- Safiu Kehinde
The Nigerian stock market closed on a bearish note on Tuesday as investors recorded a loss of N4.6 trillion due to sell-offs in heavyweight stocks.
Some of the stocks affected by the selloffs include: Academy Press, Custodian Investment, Dangote Cement, Deap Capital Management, Oando and 56 others.
The Nigerian Exchange Ltd. (NGX) market capitalisation, which opened at N94.526 trillion, dropped by N4.642 trillion, closing at N89.884 trillion.
Similarly, the All-Share Index (ASI) fell by 7,454.60 points, or 5.01 per cent, closing at 141,327.30 points from 148,781.90 recorded on Monday.
This made the year-to-date (YTD) return drop to 37.31 per cent.
Also, the market breadth closed negative with 61 losers and four gainers.
Dangote Cement and MTN led the decliners’ table by 10 per cent each, ending the session at N594 and N429.30 per share respectively.
BUA Cement, Transcorp Power and Oando dipped by 10 per cent each, closing at N162, N39.60 and N36 per share respectively.

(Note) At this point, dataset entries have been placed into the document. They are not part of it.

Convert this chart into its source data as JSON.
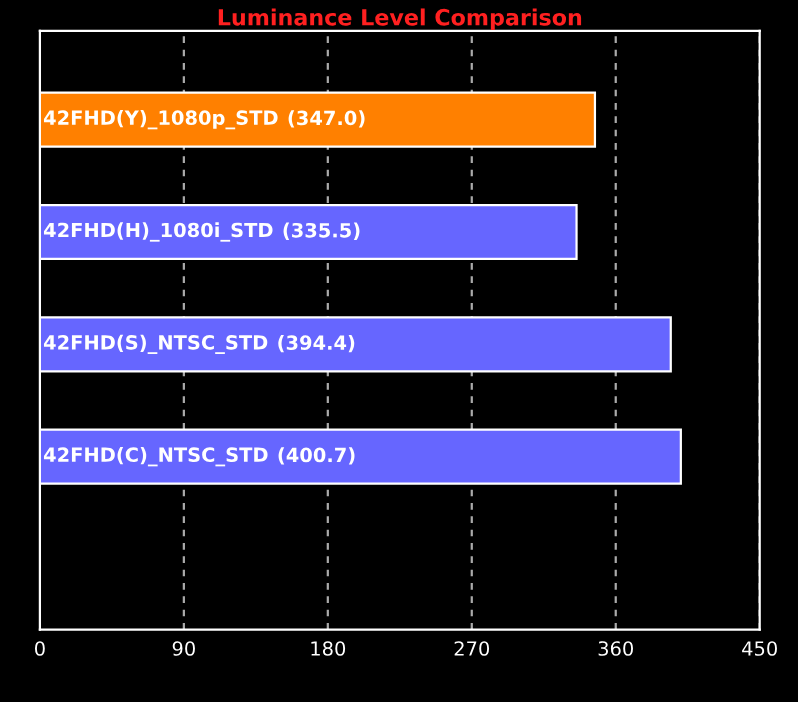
{
  "chart_data": {
    "type": "bar",
    "orientation": "horizontal",
    "title": "Luminance Level Comparison",
    "categories": [
      "42FHD(Y)_1080p_STD",
      "42FHD(H)_1080i_STD",
      "42FHD(S)_NTSC_STD",
      "42FHD(C)_NTSC_STD"
    ],
    "values": [
      347.0,
      335.5,
      394.4,
      400.7
    ],
    "value_labels": [
      "(347.0)",
      "(335.5)",
      "(394.4)",
      "(400.7)"
    ],
    "colors": [
      "#ff8000",
      "#6666ff",
      "#6666ff",
      "#6666ff"
    ],
    "xlim": [
      0,
      450
    ],
    "xticks": [
      0,
      90,
      180,
      270,
      360,
      450
    ],
    "grid": "x",
    "legend": false
  }
}
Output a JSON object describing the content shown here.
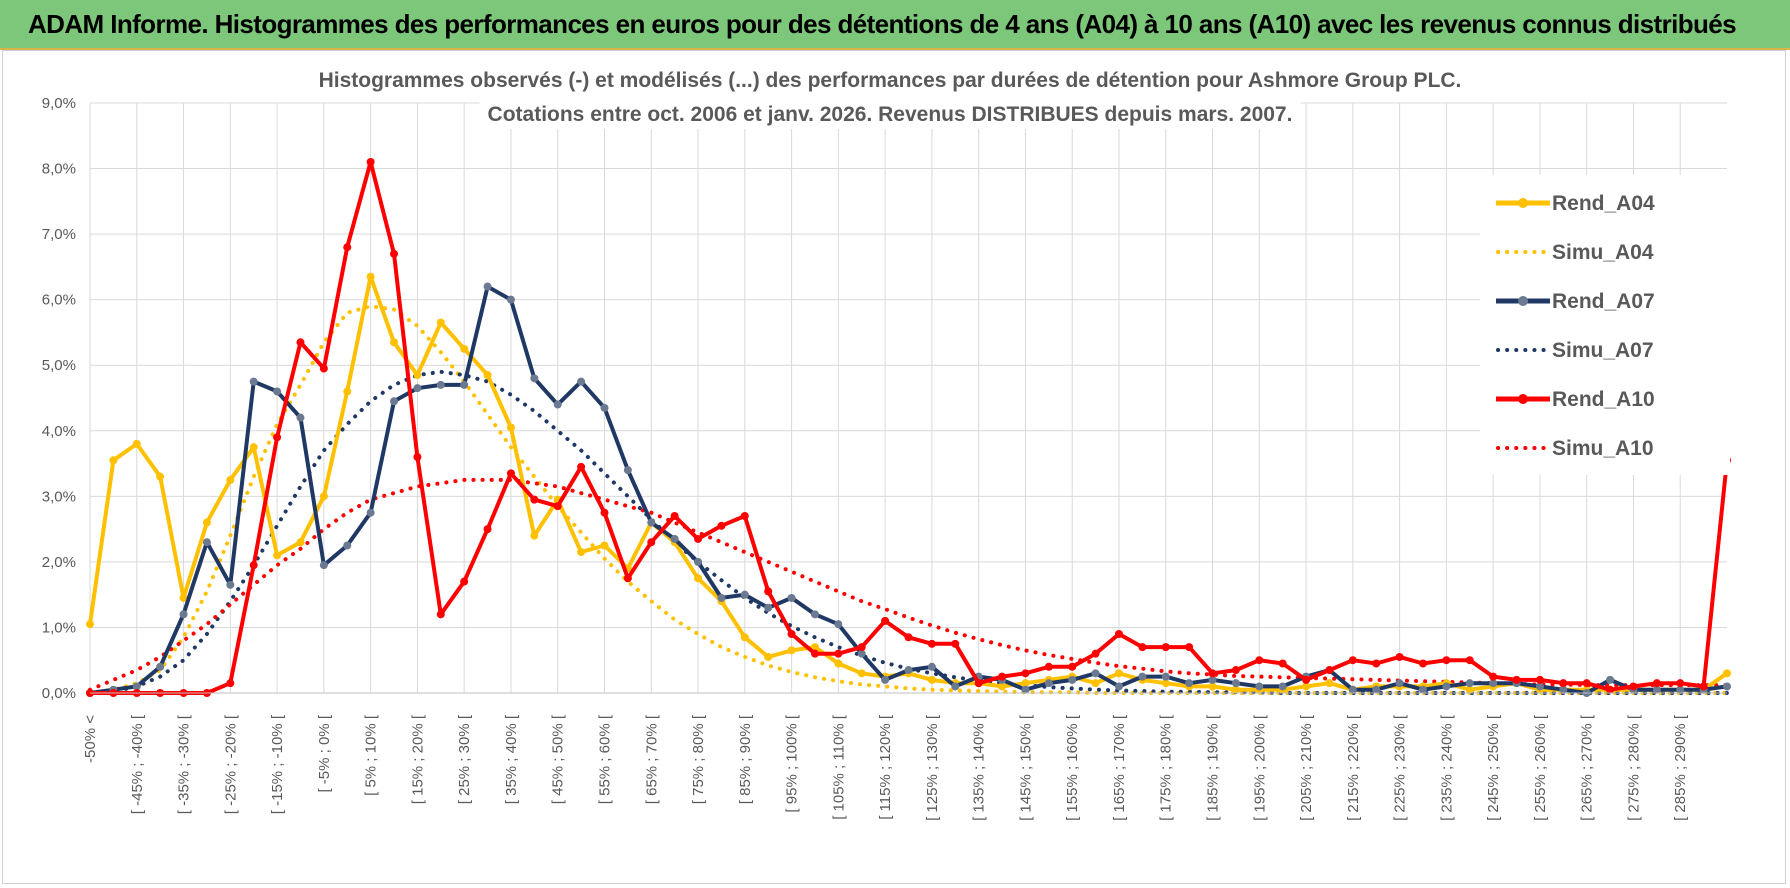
{
  "header": {
    "title": "ADAM Informe. Histogrammes des performances en euros pour des détentions de 4 ans (A04) à 10 ans (A10) avec les revenus connus distribués"
  },
  "chart_data": {
    "type": "line",
    "title": "Histogrammes observés (-) et modélisés (...) des performances par durées de détention pour Ashmore Group PLC.",
    "subtitle": "Cotations entre oct. 2006 et janv. 2026. Revenus DISTRIBUES depuis mars. 2007.",
    "ylim": [
      0,
      9
    ],
    "y_ticks": [
      "0,0%",
      "1,0%",
      "2,0%",
      "3,0%",
      "4,0%",
      "5,0%",
      "6,0%",
      "7,0%",
      "8,0%",
      "9,0%"
    ],
    "x_tick_labels": [
      "-50% <",
      "[ -45% ; -40% [",
      "[ -35% ; -30% [",
      "[ -25% ; -20% [",
      "[ -15% ; -10% [",
      "[ -5% ; 0% [",
      "[ 5% ; 10% [",
      "[ 15% ; 20% [",
      "[ 25% ; 30% [",
      "[ 35% ; 40% [",
      "[ 45% ; 50% [",
      "[ 55% ; 60% [",
      "[ 65% ; 70% [",
      "[ 75% ; 80% [",
      "[ 85% ; 90% [",
      "[ 95% ; 100% [",
      "[ 105% ; 110% [",
      "[ 115% ; 120% [",
      "[ 125% ; 130% [",
      "[ 135% ; 140% [",
      "[ 145% ; 150% [",
      "[ 155% ; 160% [",
      "[ 165% ; 170% [",
      "[ 175% ; 180% [",
      "[ 185% ; 190% [",
      "[ 195% ; 200% [",
      "[ 205% ; 210% [",
      "[ 215% ; 220% [",
      "[ 225% ; 230% [",
      "[ 235% ; 240% [",
      "[ 245% ; 250% [",
      "[ 255% ; 260% [",
      "[ 265% ; 270% [",
      "[ 275% ; 280% [",
      "[ 285% ; 290% ["
    ],
    "n_bins": 71,
    "series": [
      {
        "name": "Rend_A04",
        "style": "solid",
        "color": "#ffc000",
        "values": [
          1.05,
          3.55,
          3.8,
          3.3,
          1.45,
          2.6,
          3.25,
          3.75,
          2.1,
          2.3,
          3.0,
          4.6,
          6.35,
          5.35,
          4.85,
          5.65,
          5.25,
          4.85,
          4.05,
          2.4,
          2.95,
          2.15,
          2.25,
          1.9,
          2.6,
          2.3,
          1.75,
          1.4,
          0.85,
          0.55,
          0.65,
          0.7,
          0.45,
          0.3,
          0.25,
          0.3,
          0.2,
          0.15,
          0.15,
          0.1,
          0.15,
          0.2,
          0.25,
          0.15,
          0.3,
          0.2,
          0.15,
          0.1,
          0.1,
          0.05,
          0.05,
          0.05,
          0.1,
          0.15,
          0.05,
          0.1,
          0.1,
          0.1,
          0.15,
          0.05,
          0.1,
          0.15,
          0.05,
          0.05,
          0.05,
          0.05,
          0.05,
          0.05,
          0.05,
          0.05,
          0.3
        ]
      },
      {
        "name": "Simu_A04",
        "style": "dotted",
        "color": "#ffc000",
        "values": [
          0.0,
          0.05,
          0.15,
          0.35,
          0.85,
          1.55,
          2.4,
          3.3,
          4.1,
          4.7,
          5.35,
          5.8,
          5.9,
          5.85,
          5.6,
          5.2,
          4.75,
          4.25,
          3.75,
          3.3,
          2.85,
          2.45,
          2.05,
          1.7,
          1.4,
          1.12,
          0.9,
          0.7,
          0.55,
          0.42,
          0.32,
          0.24,
          0.18,
          0.13,
          0.1,
          0.07,
          0.05,
          0.04,
          0.03,
          0.02,
          0.01,
          0.01,
          0.01,
          0.0,
          0.0,
          0.0,
          0.0,
          0.0,
          0.0,
          0.0,
          0.0,
          0.0,
          0.0,
          0.0,
          0.0,
          0.0,
          0.0,
          0.0,
          0.0,
          0.0,
          0.0,
          0.0,
          0.0,
          0.0,
          0.0,
          0.0,
          0.0,
          0.0,
          0.0,
          0.0,
          0.0
        ]
      },
      {
        "name": "Rend_A07",
        "style": "solid",
        "color": "#1f3864",
        "values": [
          0.0,
          0.05,
          0.1,
          0.4,
          1.2,
          2.3,
          1.65,
          4.75,
          4.6,
          4.2,
          1.95,
          2.25,
          2.75,
          4.45,
          4.65,
          4.7,
          4.7,
          6.2,
          6.0,
          4.8,
          4.4,
          4.75,
          4.35,
          3.4,
          2.6,
          2.35,
          2.0,
          1.45,
          1.5,
          1.3,
          1.45,
          1.2,
          1.05,
          0.6,
          0.2,
          0.35,
          0.4,
          0.1,
          0.25,
          0.2,
          0.05,
          0.15,
          0.2,
          0.3,
          0.1,
          0.25,
          0.25,
          0.15,
          0.2,
          0.15,
          0.1,
          0.1,
          0.25,
          0.35,
          0.05,
          0.05,
          0.15,
          0.05,
          0.1,
          0.15,
          0.15,
          0.15,
          0.1,
          0.05,
          0.0,
          0.2,
          0.05,
          0.05,
          0.05,
          0.05,
          0.1
        ]
      },
      {
        "name": "Simu_A07",
        "style": "dotted",
        "color": "#1f3864",
        "values": [
          0.0,
          0.02,
          0.1,
          0.25,
          0.5,
          0.9,
          1.4,
          1.95,
          2.55,
          3.15,
          3.7,
          4.1,
          4.45,
          4.7,
          4.85,
          4.9,
          4.85,
          4.75,
          4.55,
          4.3,
          4.0,
          3.7,
          3.35,
          3.0,
          2.65,
          2.3,
          2.0,
          1.72,
          1.45,
          1.22,
          1.02,
          0.85,
          0.7,
          0.57,
          0.46,
          0.37,
          0.3,
          0.24,
          0.19,
          0.15,
          0.12,
          0.09,
          0.07,
          0.05,
          0.04,
          0.03,
          0.02,
          0.02,
          0.01,
          0.01,
          0.01,
          0.0,
          0.0,
          0.0,
          0.0,
          0.0,
          0.0,
          0.0,
          0.0,
          0.0,
          0.0,
          0.0,
          0.0,
          0.0,
          0.0,
          0.0,
          0.0,
          0.0,
          0.0,
          0.0,
          0.0
        ]
      },
      {
        "name": "Rend_A10",
        "style": "solid",
        "color": "#ff0000",
        "values": [
          0.0,
          0.0,
          0.0,
          0.0,
          0.0,
          0.0,
          0.15,
          1.95,
          3.9,
          5.35,
          4.95,
          6.8,
          8.1,
          6.7,
          3.6,
          1.2,
          1.7,
          2.5,
          3.35,
          2.95,
          2.85,
          3.45,
          2.75,
          1.75,
          2.3,
          2.7,
          2.35,
          2.55,
          2.7,
          1.55,
          0.9,
          0.6,
          0.6,
          0.7,
          1.1,
          0.85,
          0.75,
          0.75,
          0.15,
          0.25,
          0.3,
          0.4,
          0.4,
          0.6,
          0.9,
          0.7,
          0.7,
          0.7,
          0.3,
          0.35,
          0.5,
          0.45,
          0.2,
          0.35,
          0.5,
          0.45,
          0.55,
          0.45,
          0.5,
          0.5,
          0.25,
          0.2,
          0.2,
          0.15,
          0.15,
          0.05,
          0.1,
          0.15,
          0.15,
          0.1,
          3.55
        ]
      },
      {
        "name": "Simu_A10",
        "style": "dotted",
        "color": "#ff0000",
        "values": [
          0.05,
          0.2,
          0.35,
          0.55,
          0.8,
          1.05,
          1.35,
          1.65,
          1.95,
          2.2,
          2.5,
          2.75,
          2.95,
          3.05,
          3.15,
          3.2,
          3.25,
          3.25,
          3.25,
          3.2,
          3.15,
          3.05,
          2.95,
          2.85,
          2.75,
          2.6,
          2.45,
          2.3,
          2.15,
          2.0,
          1.85,
          1.7,
          1.55,
          1.4,
          1.28,
          1.15,
          1.03,
          0.92,
          0.82,
          0.73,
          0.65,
          0.58,
          0.52,
          0.46,
          0.41,
          0.37,
          0.33,
          0.3,
          0.28,
          0.26,
          0.25,
          0.24,
          0.23,
          0.22,
          0.21,
          0.2,
          0.19,
          0.18,
          0.17,
          0.16,
          0.15,
          0.14,
          0.13,
          0.13,
          0.12,
          0.12,
          0.12,
          0.12,
          0.12,
          0.12,
          0.12
        ]
      }
    ],
    "legend": {
      "position": "right",
      "entries": [
        "Rend_A04",
        "Simu_A04",
        "Rend_A07",
        "Simu_A07",
        "Rend_A10",
        "Simu_A10"
      ]
    },
    "grid": true
  }
}
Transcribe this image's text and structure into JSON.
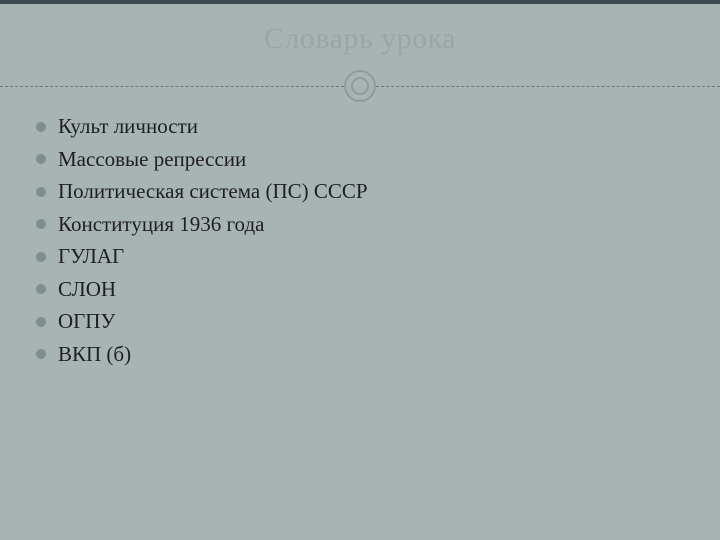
{
  "title": "Словарь урока",
  "items": [
    "Культ личности",
    "Массовые репрессии",
    "Политическая система (ПС) СССР",
    "Конституция 1936 года",
    "ГУЛАГ",
    "СЛОН",
    "ОГПУ",
    "ВКП (б)"
  ],
  "style": {
    "top_border_color": "#3a4a4f",
    "background_color": "#a8b4b4",
    "title_color": "#9aa5a5",
    "title_fontsize": 30,
    "divider_line_color": "#6b7b7b",
    "divider_circle_border_color": "#8e9c9c",
    "divider_circle_bg": "#a8b4b4",
    "bullet_color": "#7e8d8d",
    "item_text_color": "#1f1f1f",
    "item_fontsize": 21,
    "item_line_height": 1.55
  }
}
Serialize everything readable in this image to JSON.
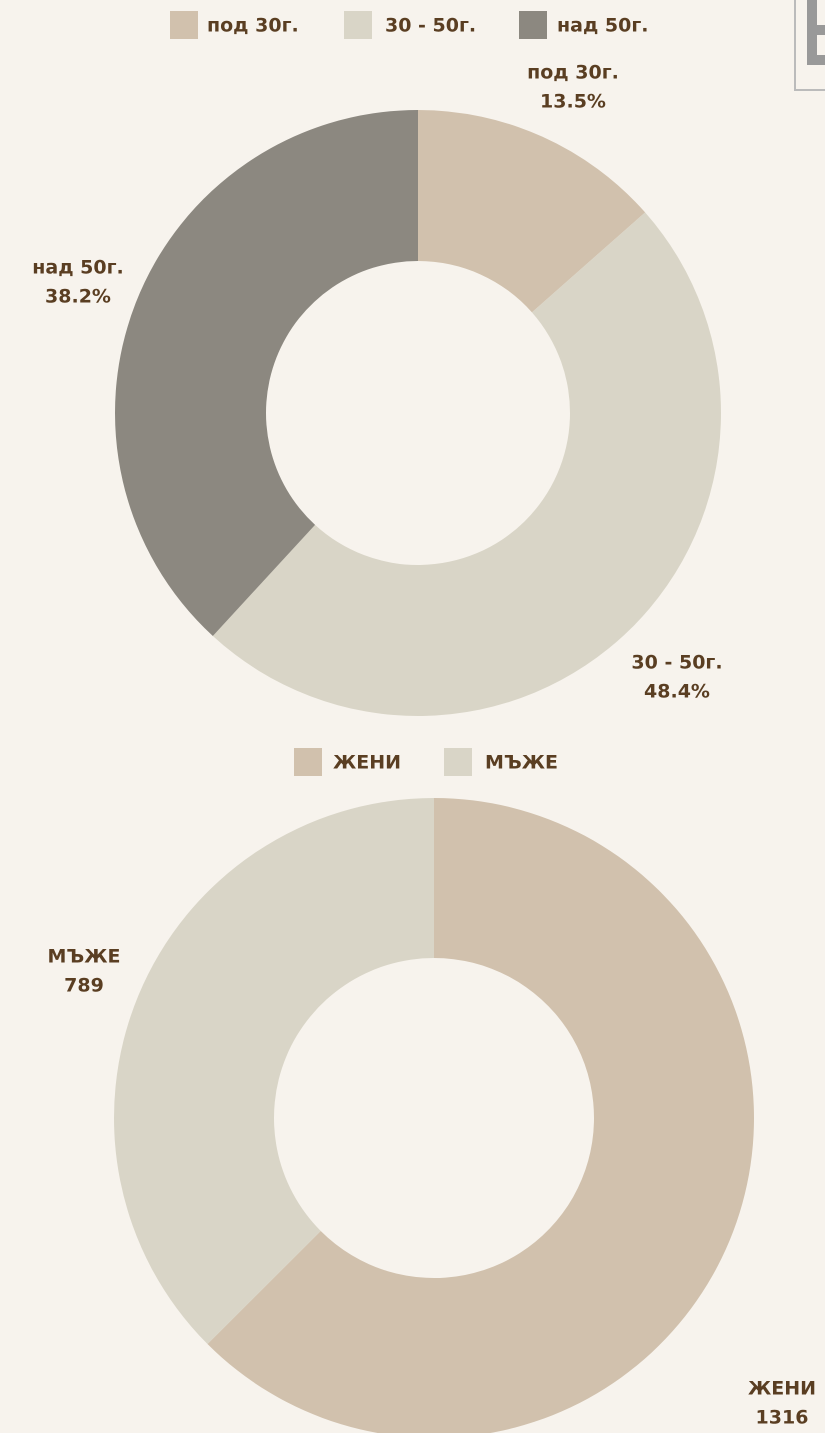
{
  "chart_data": [
    {
      "type": "donut",
      "categories": [
        "под 30г.",
        "30 - 50г.",
        "над 50г."
      ],
      "values": [
        13.5,
        48.4,
        38.2
      ],
      "value_labels": [
        "13.5%",
        "48.4%",
        "38.2%"
      ],
      "colors": [
        "#d1c1ad",
        "#d9d5c7",
        "#8c8880"
      ],
      "legend": "top"
    },
    {
      "type": "donut",
      "categories": [
        "ЖЕНИ",
        "МЪЖЕ"
      ],
      "values": [
        1316,
        789
      ],
      "colors": [
        "#d1c1ad",
        "#d9d5c7"
      ],
      "legend": "top"
    }
  ]
}
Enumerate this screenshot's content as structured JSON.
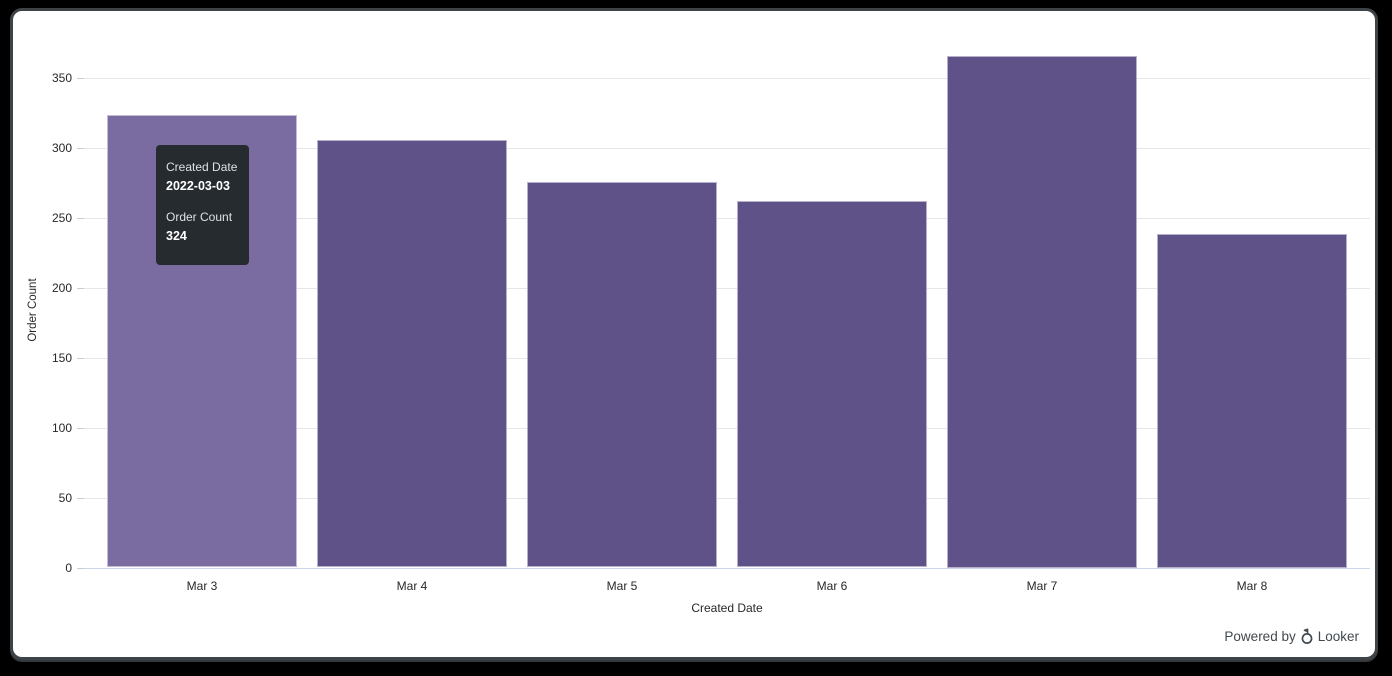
{
  "chart_data": {
    "type": "bar",
    "title": "",
    "categories": [
      "Mar 3",
      "Mar 4",
      "Mar 5",
      "Mar 6",
      "Mar 7",
      "Mar 8"
    ],
    "values": [
      324,
      306,
      276,
      262,
      366,
      239
    ],
    "xlabel": "Created Date",
    "ylabel": "Order Count",
    "y_ticks": [
      0,
      50,
      100,
      150,
      200,
      250,
      300,
      350
    ],
    "ylim": [
      0,
      366
    ],
    "grid": true,
    "legend": "none",
    "hovered_index": 0,
    "colors": {
      "bar": "#5e5288",
      "bar_hover": "#7a6ca1",
      "grid": "#e6e6e6",
      "axis_line": "#ccd6eb",
      "tick": "#cccccc",
      "label": "#282828"
    }
  },
  "tooltip": {
    "bg": "#262b30",
    "rows": [
      {
        "label": "Created Date",
        "value": "2022-03-03"
      },
      {
        "label": "Order Count",
        "value": "324"
      }
    ]
  },
  "footer": {
    "powered_by": "Powered by",
    "brand": "Looker"
  }
}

Conversely, NCR Nigeria led the advancers’ table by 9.82 per cent, settling at N21.25, Berger Paints trailed by 2.56 per cent, finishing at N36 and FCMB Group grew by 0.96 per cent, closing at N10.50 per share.
Similarly, AXA Mansard rose by 0.25 per cent, ending the session at N12.10 per share.
Assessment of the market activity revealed 80 per cent growth in volume, 159 per cent increase in turnover and 9 per cent decline in deals.
A total of 655.9 million shares worth N29.4 billion were traded across 29,558 transactions, compared to 364.4 million shares valued at N11.4 billion that was exchanged in 32,564 deals earlier on Monday.
Meanwhile, First HoldCo closed with the highest volume, recording 68.27 million shares traded while GEREGU closed with the highest value, amounting to N4.42 billion.
In his reaction, the Vice Chairman of Highcap Securities Ltd., Mr David Adonri, attributed the downturn to weak third-quarter earnings, investor misinterpretation of foreign policy comments, and concerns over a proposed capital gains tax increase.
He noted that market began to show signs of fatigue last week, even before the statement by U.S. President Donald Trump regarding Nigeria’s economic reforms.
“The market had already started declining due to disappointing third-quarter results from some listed companies.
“Several banks could not sustain their previous dividend levels, while the consumer goods sector posted unimpressive results. These disclosures weakened market fundamentals,” he explained.
Adonri noted that the situation was worsened by an external shock arising from comments made by President Trump, which were meant to be supportive but were misinterpreted by some investors, leading to panic and eroding confidence.
He also identified the proposed 30 per cent capital gains tax, expected to take effect in January, as a major concern among institutional and foreign investors.
“Many high-net-worth and institutional investors, who are the main targets of this policy, see it as a jumbo tax penalty and have started exiting or holding back investments,” he said.
In spite the downturn, Adonri described the current market phase as a “buyers’ market,” offering attractive entry points for investors with liquidity.
“The sharp decline has created great opportunities. Any investor who has cash to deploy now will enjoy the market,” he said.